The two walked some way from the 'hut' in silence, before Anna said:

"You didn't like me when I laughed?"

"You hurt their feelings, I think."

"I wanted to--the English Grundys! Ah! don't be cross with me! They were English Grundys, weren't they--every one?"

She looked into his face so hard, that he felt the blood rush to his cheeks, and a dizzy sensation of being drawn forward.

"They have no blood, those people! Their voices, their supercilious eyes that look you up and down! Oh! I've had so much of them! That woman with her Liberalism, just as bad as any. I hate them all!"

He would have liked to hate them, too, since she did; but they had only seemed to him amusing.

"They aren't human. They don't feel! Some day you'll know them. They won't amuse you then!"

She went on, in a quiet, almost dreamy voice:

"Why do they come here? It's still young and warm and good out here. Why don't they keep to their Culture, where no one knows what it is to ache and feel hunger, and hearts don't beat. Feel!"

Disturbed beyond measure, the boy could not tell whether it was in her heart or in his hand that the blood was pulsing so. Was he glad or sorry when she let his hand go?

"Ah, well! They can't spoil this day. Let's rest."

At the edge of the larch-wood where they sat, were growing numbers of little mountain pinks, with fringed edges and the sweetest scent imaginable; and she got up presently to gather them. But he stayed where he was, and odd sensations stirred in him. The blue of the sky, the feathery green of the larch-trees, the mountains, were no longer to him what they had been early that morning.

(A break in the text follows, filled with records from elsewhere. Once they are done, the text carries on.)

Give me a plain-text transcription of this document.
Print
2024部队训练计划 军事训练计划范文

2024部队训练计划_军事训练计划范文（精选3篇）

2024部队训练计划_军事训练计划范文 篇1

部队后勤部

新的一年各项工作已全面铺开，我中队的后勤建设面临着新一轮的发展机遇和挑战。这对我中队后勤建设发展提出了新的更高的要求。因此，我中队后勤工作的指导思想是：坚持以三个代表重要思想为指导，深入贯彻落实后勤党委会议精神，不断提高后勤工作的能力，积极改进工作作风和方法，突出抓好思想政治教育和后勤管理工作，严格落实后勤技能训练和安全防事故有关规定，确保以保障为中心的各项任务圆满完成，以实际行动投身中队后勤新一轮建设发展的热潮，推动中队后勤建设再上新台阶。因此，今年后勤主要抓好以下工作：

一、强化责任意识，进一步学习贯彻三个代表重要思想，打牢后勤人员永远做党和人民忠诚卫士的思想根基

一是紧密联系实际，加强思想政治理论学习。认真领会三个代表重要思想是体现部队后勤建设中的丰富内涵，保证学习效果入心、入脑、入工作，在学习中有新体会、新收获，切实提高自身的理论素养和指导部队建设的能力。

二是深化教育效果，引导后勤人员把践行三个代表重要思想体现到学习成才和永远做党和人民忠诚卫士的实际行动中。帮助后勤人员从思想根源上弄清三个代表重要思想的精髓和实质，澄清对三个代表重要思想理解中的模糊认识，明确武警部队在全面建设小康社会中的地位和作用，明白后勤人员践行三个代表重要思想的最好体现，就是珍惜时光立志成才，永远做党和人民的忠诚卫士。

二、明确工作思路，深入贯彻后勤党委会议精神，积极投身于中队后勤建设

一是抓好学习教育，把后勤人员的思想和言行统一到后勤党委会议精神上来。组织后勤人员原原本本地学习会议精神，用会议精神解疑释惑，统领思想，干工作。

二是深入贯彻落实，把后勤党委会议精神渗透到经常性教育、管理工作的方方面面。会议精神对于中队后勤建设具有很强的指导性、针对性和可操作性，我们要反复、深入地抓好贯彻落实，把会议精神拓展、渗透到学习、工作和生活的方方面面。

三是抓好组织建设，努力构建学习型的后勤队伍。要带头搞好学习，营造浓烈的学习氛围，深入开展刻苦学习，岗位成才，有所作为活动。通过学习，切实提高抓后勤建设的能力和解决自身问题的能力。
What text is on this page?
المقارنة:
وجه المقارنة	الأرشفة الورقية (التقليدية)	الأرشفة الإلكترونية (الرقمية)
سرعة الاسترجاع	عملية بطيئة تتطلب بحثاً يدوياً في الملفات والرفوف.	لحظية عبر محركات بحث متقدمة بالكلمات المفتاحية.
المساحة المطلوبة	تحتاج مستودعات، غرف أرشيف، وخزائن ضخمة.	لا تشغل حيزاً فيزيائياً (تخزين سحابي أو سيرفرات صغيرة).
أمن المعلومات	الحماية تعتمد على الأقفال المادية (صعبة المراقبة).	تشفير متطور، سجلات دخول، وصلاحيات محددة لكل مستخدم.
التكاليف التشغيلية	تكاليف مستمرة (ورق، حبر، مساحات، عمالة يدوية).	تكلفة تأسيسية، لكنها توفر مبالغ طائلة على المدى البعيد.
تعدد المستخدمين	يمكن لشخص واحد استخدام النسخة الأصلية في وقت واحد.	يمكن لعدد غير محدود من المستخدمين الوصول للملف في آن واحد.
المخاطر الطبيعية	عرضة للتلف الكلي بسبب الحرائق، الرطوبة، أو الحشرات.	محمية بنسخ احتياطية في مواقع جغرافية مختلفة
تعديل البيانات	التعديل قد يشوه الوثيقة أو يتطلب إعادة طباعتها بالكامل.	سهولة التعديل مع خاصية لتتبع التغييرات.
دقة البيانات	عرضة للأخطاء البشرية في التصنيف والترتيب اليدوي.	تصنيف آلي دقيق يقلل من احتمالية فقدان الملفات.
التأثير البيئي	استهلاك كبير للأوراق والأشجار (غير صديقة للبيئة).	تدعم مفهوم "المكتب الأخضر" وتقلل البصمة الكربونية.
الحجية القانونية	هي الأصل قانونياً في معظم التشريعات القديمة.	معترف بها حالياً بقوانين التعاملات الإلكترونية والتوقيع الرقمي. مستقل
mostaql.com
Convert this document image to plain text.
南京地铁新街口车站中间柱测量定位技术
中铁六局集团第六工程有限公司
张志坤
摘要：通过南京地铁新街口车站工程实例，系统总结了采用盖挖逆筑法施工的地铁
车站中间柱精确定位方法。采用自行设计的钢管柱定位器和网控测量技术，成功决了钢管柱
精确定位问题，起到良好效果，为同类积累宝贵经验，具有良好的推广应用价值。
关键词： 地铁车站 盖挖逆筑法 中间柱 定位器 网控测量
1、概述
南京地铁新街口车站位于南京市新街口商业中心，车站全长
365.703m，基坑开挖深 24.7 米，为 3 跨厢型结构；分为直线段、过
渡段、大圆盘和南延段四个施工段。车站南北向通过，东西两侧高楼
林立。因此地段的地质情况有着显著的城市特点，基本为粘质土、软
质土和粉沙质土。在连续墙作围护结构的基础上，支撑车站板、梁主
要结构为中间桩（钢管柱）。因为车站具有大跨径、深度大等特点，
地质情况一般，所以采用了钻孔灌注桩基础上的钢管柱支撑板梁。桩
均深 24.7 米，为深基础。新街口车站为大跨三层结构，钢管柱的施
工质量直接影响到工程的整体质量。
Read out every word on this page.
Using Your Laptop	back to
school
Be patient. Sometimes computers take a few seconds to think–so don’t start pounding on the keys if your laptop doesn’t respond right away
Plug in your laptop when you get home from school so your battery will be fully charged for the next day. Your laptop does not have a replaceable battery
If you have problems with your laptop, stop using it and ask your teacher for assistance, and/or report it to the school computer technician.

She came back with her hands full of the little pinks, spread her fingers and let them drop. They showered all over his face and neck. Never was so wonderful a scent; never such a strange feeling as they gave him. They clung to his hair, his forehead, his eyes, one even got caught on the curve of his lips; and he stared up at her through their fringed petals. There must have been something wild in his eyes then, something of the feeling that was stinging his heart, for her smile died; she walked away, and stood with her face turned from him. Confused, and unhappy, he gathered the strewn flowers; and not till he had collected every one did he get up and shyly take them to her, where she still stood, gazing into the depths of the larch-wood.